Since then, Easton Hospital has had to pay rent on property it had owned for the 127 years of its existence. How much of Easton’s revenues have been used to pay down debt Steward incurred to acquire it and to pay rent on its facilities—revenues that could have been used to financially stabilize the hospital?

Easton’s financial struggles began under the ownership of CHS, itself originally owned by private equity firm Forstmann Little & Co. Forstmann used the classic private equity leveraged buyout model to buy out hospitals and load them with debt. Forstmann cashed out in the mid-2000s, but CHS continued the LBO strategy with financing from Forstmann even after it went public. Its largest buyout came in 2014, when CHS bought Health Management Associates (HMA) to form the largest for-profit chain in the country by number of hospitals—with more than 200 hospitals and 30,000 beds. But this led CHS to crash.

By June 2015, the hospital system’s total long-term liabilities had increased dramatically and its debt-to-equity ratio had nearly tripled since 2000. CHS was unable to meet its debt obligations and began selling off hospitals to pay down debt and avoid default. Its share price, at a high of $65 a share in July 2015, fell to a low of $1.81 per share in August 2019.

In its divestment spree from 2017 to 2019, CHS sold off 53 hospitals—including Easton to Steward. Most of those hospitals were in financial trouble. As of February 2020, only 11 had positive operating margins; four were closed soon after they were sold; 38 had operating losses, and of these, six have since declared bankruptcy. While it is true that smaller hospitals don’t have the revenue or the payer mix of larger systems, size alone doesn’t explain this level of hospital disasters. CHS’s debt burden prevented it from investing in Easton and its other hospitals to help them develop a sustainable footing.

Enter Steward to buy out Easton with the same private equity playbook. From 2010, when Cerberus bought out a handful of Massachusetts Catholic hospitals and created the Steward platform, to 2020, its aggressive buyout activity made Steward the largest private hospital system in the U.S. It owns 37 hospitals (with over 7,900 beds), more than 25 urgent-care centers, 42 skilled-nursing facilities, and a network of physician groups—with some 42,000 workers serving 800 communities.

Steward knew that Easton was financially weak when it bought the company, but claimed it could turn it around. But was the buyout just a real-estate deal from the beginning? Throughout its empire, Steward’s buyout strategy has included sale-leaseback deals in which it sells off valuable hospital real estate to pay itself back.
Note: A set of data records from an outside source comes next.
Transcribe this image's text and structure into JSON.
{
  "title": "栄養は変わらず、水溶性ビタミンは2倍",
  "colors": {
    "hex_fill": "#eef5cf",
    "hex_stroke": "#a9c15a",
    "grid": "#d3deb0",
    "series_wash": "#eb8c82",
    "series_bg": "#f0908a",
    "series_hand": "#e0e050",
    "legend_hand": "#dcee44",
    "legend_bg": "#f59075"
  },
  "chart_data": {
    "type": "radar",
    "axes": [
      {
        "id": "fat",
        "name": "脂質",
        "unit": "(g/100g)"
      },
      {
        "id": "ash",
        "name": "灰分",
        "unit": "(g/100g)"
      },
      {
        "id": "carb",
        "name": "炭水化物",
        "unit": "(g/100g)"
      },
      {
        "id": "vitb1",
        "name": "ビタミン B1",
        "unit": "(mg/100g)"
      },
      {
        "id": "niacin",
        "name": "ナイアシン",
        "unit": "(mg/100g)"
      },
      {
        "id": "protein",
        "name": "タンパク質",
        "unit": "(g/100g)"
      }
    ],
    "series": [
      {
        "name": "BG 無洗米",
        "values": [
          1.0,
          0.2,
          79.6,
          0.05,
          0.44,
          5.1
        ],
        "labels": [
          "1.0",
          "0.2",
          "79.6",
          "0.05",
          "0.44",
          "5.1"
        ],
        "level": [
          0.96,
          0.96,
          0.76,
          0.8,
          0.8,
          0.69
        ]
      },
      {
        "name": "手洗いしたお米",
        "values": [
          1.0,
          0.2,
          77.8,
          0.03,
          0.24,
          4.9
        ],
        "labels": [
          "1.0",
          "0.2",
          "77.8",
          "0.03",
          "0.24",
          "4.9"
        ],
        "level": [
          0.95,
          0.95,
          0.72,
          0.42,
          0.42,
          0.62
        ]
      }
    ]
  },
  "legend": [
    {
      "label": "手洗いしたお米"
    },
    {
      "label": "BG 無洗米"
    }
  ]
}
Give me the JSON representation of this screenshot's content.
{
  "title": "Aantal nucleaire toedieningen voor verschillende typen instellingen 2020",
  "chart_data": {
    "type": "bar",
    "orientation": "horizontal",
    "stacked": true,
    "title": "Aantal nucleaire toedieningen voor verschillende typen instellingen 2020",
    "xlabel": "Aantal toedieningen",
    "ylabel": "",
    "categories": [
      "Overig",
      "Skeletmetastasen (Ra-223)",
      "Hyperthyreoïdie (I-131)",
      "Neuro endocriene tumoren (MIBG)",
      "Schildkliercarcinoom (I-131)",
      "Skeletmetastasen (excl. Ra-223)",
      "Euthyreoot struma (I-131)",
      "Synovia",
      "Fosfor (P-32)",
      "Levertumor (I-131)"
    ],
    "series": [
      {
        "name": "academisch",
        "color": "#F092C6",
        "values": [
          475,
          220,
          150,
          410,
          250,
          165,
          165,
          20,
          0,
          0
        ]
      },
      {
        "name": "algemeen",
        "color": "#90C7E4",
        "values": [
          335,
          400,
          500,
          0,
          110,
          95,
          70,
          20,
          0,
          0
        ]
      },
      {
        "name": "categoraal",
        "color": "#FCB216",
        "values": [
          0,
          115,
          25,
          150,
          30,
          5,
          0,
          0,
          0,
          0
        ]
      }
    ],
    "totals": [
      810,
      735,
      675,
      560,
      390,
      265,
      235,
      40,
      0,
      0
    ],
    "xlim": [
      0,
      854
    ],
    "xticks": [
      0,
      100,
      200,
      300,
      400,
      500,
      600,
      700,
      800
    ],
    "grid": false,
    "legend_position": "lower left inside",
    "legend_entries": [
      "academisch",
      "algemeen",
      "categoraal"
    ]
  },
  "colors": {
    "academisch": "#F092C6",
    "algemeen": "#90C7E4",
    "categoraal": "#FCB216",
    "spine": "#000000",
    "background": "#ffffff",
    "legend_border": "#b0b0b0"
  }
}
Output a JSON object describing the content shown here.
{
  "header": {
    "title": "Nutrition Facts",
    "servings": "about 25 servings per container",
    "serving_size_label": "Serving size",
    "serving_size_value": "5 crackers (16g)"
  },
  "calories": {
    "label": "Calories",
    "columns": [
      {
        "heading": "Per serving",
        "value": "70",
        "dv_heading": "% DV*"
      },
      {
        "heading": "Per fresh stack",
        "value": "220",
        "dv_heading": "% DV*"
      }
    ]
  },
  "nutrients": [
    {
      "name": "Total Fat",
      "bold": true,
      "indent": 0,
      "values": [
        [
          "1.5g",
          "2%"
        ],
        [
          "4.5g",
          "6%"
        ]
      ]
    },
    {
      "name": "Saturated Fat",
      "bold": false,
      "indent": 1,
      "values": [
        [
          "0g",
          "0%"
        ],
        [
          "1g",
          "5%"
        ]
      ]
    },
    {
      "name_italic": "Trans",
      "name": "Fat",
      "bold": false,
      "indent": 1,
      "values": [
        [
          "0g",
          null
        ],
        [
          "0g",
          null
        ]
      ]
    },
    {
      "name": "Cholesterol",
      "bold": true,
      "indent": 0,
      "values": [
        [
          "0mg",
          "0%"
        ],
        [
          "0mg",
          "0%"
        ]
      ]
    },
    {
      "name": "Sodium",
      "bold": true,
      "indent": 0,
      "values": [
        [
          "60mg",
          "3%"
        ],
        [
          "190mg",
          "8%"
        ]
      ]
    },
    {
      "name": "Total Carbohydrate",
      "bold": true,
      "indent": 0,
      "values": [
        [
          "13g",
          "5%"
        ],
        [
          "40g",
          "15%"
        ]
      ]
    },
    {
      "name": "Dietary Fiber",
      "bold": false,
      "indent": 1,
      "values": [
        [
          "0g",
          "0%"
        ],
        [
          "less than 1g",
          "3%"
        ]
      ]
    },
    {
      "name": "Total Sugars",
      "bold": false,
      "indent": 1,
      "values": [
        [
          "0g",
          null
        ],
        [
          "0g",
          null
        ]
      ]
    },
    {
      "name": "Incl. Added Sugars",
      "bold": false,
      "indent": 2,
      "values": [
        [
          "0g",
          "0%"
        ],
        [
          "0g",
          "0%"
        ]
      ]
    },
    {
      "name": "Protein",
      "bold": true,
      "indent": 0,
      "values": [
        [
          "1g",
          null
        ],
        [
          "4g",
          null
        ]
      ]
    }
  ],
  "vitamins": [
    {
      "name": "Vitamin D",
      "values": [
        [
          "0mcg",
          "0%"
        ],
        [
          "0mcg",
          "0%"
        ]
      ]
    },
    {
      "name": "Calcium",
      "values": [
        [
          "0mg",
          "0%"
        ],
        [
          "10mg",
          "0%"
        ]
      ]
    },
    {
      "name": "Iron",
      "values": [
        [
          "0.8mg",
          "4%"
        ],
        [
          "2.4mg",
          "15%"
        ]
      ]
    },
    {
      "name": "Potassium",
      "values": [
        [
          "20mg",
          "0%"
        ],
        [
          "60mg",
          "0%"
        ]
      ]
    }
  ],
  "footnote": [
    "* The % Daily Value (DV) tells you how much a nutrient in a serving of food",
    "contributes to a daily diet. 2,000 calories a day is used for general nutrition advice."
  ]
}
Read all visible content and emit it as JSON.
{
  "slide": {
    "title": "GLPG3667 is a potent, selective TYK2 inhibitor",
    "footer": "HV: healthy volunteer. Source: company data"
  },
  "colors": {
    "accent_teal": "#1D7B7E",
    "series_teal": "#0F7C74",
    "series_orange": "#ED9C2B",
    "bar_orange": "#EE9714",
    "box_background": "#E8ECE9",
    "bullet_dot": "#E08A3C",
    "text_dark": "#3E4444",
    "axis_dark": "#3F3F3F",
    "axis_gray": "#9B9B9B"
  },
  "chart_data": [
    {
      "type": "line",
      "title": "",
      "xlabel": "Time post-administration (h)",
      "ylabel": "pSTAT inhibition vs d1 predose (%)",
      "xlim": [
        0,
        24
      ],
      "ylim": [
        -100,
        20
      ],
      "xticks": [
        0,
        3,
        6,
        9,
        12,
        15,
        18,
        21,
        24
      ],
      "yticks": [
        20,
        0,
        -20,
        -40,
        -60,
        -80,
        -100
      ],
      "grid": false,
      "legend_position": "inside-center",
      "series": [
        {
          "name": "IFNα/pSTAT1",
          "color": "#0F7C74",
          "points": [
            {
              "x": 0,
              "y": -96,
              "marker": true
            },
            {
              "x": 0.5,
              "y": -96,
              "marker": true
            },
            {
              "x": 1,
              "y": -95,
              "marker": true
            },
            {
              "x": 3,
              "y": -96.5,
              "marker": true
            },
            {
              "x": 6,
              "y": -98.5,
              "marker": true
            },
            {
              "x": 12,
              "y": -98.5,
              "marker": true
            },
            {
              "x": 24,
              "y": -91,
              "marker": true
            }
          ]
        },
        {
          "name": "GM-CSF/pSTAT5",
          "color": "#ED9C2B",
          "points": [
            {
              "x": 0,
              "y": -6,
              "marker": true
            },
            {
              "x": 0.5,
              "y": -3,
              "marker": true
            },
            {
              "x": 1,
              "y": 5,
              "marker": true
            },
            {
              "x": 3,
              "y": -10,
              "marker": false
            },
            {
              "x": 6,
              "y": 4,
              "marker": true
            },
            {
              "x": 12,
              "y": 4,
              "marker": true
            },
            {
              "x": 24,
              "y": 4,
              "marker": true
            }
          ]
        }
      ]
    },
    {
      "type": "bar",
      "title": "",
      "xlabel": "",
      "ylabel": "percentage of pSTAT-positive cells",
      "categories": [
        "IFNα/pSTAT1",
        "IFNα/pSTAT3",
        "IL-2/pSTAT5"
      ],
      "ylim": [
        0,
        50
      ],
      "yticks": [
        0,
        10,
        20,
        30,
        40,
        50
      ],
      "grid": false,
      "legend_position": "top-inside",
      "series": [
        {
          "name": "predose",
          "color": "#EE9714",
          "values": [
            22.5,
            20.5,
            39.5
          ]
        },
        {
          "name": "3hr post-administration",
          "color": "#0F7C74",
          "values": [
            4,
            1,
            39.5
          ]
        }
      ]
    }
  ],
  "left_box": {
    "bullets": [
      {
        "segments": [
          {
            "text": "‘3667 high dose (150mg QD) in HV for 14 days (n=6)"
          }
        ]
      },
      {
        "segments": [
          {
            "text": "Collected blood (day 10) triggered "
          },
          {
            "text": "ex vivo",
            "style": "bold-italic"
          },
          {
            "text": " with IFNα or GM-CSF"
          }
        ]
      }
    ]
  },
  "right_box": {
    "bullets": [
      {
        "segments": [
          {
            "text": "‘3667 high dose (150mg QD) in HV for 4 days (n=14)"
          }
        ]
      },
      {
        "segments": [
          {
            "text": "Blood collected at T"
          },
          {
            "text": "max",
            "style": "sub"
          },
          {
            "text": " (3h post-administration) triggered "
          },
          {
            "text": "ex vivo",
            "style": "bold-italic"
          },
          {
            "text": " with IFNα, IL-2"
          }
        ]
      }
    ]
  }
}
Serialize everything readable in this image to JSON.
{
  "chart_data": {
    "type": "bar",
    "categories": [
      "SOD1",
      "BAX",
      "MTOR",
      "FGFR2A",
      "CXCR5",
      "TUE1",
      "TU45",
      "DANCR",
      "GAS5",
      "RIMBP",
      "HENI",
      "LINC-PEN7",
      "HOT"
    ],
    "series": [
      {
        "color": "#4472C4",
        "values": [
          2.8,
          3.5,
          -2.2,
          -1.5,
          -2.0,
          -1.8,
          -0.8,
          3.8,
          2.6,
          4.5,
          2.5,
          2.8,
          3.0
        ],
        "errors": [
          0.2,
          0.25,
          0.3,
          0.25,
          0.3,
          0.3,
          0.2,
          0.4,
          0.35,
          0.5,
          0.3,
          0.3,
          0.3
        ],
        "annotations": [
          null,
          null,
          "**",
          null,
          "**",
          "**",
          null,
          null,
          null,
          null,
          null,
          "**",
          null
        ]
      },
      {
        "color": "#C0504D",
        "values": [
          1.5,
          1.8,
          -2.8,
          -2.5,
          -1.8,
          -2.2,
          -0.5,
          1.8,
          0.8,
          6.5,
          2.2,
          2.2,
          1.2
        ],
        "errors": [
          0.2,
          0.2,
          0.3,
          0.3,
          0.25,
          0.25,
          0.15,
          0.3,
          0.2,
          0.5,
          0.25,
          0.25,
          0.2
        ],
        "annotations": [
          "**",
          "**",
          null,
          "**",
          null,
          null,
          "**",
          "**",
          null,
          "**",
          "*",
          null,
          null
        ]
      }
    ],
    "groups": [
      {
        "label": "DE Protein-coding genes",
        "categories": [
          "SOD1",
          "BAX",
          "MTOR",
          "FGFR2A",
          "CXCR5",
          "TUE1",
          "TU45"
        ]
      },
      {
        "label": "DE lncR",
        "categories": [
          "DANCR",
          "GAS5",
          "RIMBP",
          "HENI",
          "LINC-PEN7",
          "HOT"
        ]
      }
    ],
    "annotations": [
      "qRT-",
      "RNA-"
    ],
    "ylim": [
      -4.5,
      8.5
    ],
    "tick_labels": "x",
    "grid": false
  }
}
In September 2016, Steward sold all of its acute-care hospital properties to Medical Properties Trust for $1.2 billion—allowing Cerberus to recoup its initial investment in Steward and more. It repeated this a year later, buying out IASIS Healthcare, owned by PE firm TPG, and selling the real estate of 11 of the hospitals to MPT in a sale-leaseback deal that returned 75 percent of the purchase price to Steward’s private equity owners.

While Cerberus and its investors have prospered, the Steward system is in financial ruins. In 2018, Steward’s Massachusetts hospital system was the worst-performing in the state on every metric. It lost $592 million in 2017 and 2018. In 2018, its overall margin, including operating and non-operating activities, was negative 4.1 percent. Its current ratio (a measure of its liquidity) for its Massachusetts hospitals, was under 1—indicating that its current liabilities cannot be met with current assets. Steward’s long-term debt exceeded the value of its assets by $1.21 billion.

Like the health care workers at Easton Hospital and the patients in the rural Lehigh Valley, Steward’s 42,000 workers and the 800 communities it serves face the danger of a sudden shutdown by the financially frail system if it cannot cope with the coronavirus crisis that is sweeping across the country.

Federal bailouts to the rescue. Easton Hospital is the first private equity bailout, but surely not the last.